4K random IOPS isn't bad at all if it's an HDD array. Best disks provide ~170 random IOPS per drive and that doesn't scale up linearly by adding disks to the array.
If the array's SSD-based it's an entirely different story of course. There you'd usually have the SAS controller as the main bottleneck.
Also, depending on whether you benchmark a bare server or a VM you would notice a difference at these speeds. The limit if you used VMware storage stack is about 30K random IOPS for many threads combined, either read or write, and, suprpisingly regardless if the disks were RDM or VMFS. If your SRP/iSER initiators are in VM-s that is reportely a lot faster, but we're yet to test it.
I wonder how it fared in the end. We've just finished testing a monster DAS configuration and are about to netowk it (iSER or SRP over QDR IB.)
The card -> card latency of 3us sounds about right for IB, however, theres more to it than that. 0.25ms is 250 microsends, so besides the raw roundtrip time (around 6-10 usec on your switches, you've got 245microseconds to explain. To be honest, 0.24ms is fantastic times for moving data through a storage system - well under whats normally achieved (consider that topend FC arrays costing millions filled with SSDs have trouble doing better than 2-3ms).
There are definitly some interrupts happening, and theres the time needed for the data to move from main memory, through the kernel, get wrapped in IB frames, thrown onto the wire, etc.
Honestly, I dont think anything is wrong....
VCP, VCDX #52, Unix Geek, Storage Nerd
Assuming it's SSD-s, and the array is not RAID6 or RAID5 and that the storage boxes are not caching the requests, the best latency you get off a single SLC SSD is in the range of 100us. RAIDing them in RAID10 or RAID0 won't improve single-thread latency but improves combined performance for multiple threads.

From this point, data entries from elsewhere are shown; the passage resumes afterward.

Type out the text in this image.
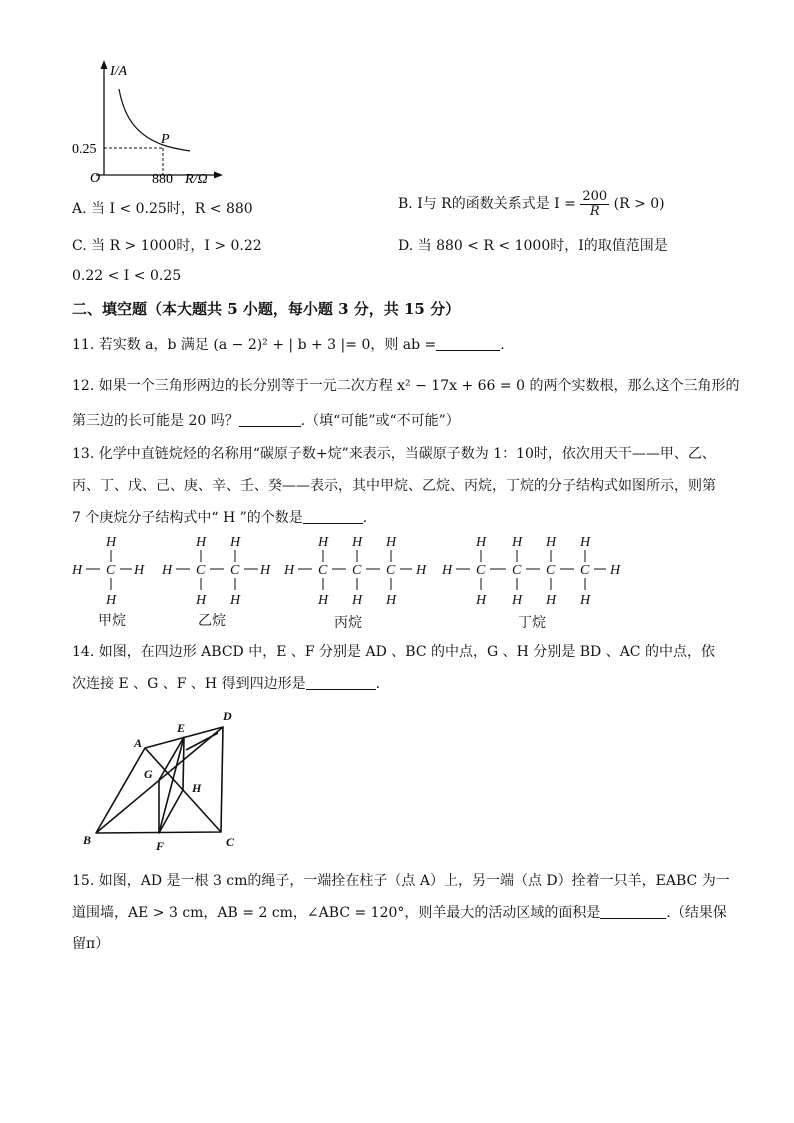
I/A
R/Ω
O
0.25
880
P
A. 当 I < 0.25时，R < 880	B. I与 R的函数关系式是 $I = \frac{200}{R} (R > 0)$
C. 当 R > 1000时，I > 0.22	D. 当 880 < R < 1000时，I的取值范围是
0.22 < I < 0.25
二、填空题（本大题共 5 小题，每小题 3 分，共 15 分）
11. 若实数 a，b 满足 (a − 2)² + | b + 3 |= 0，则 ab =	.
12. 如果一个三角形两边的长分别等于一元二次方程 x² − 17x + 66 = 0 的两个实数根，那么这个三角形的
第三边的长可能是 20 吗？	.（填“可能”或“不可能”）
13. 化学中直链烷烃的名称用“碳原子数+烷”来表示，当碳原子数为 1：10时，依次用天干——甲、乙、
丙、丁、戊、己、庚、辛、壬、癸——表示，其中甲烷、乙烷、丙烷，丁烷的分子结构式如图所示，则第
7 个庚烷分子结构式中“ H ”的个数是	.
H
H C H
H
H H
H C C H
H H
H H H
H C C C H
H H H
H H H H
H C C C C H
H H H H
甲烷	乙烷	丙烷	丁烷
14. 如图，在四边形 ABCD 中，E 、F 分别是 AD 、BC 的中点，G 、H 分别是 BD 、AC 的中点，依
次连接 E 、G 、F 、H 得到四边形是	.
A
E
D
G
H
B	F	C
15. 如图，AD 是一根 3 cm的绳子，一端拴在柱子（点 A）上，另一端（点 D）拴着一只羊，EABC 为一
道围墙，AE > 3 cm，AB = 2 cm，∠ABC = 120°，则羊最大的活动区域的面积是	.（结果保
留π）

That extra 150us might indeed be explained by wrapping/unwrapping traffic if initiators are in VM-s behind hypervisors, or within hypervisors, which in this case we don't know.
What's more interesting though is, in DAS scenario there is no difference between RDM disks and VMFS storage made of the same SSD-s. Bare server performance on 16 Intel X25-E SSD-s in RAID10 is about 300K/80K read/write IOPS random on 4K blocks, while it's not more than 30K/30K for the VM-s running in VMware hypervisor on the same server off the same array - combined for multiple threads running off a few VM-s.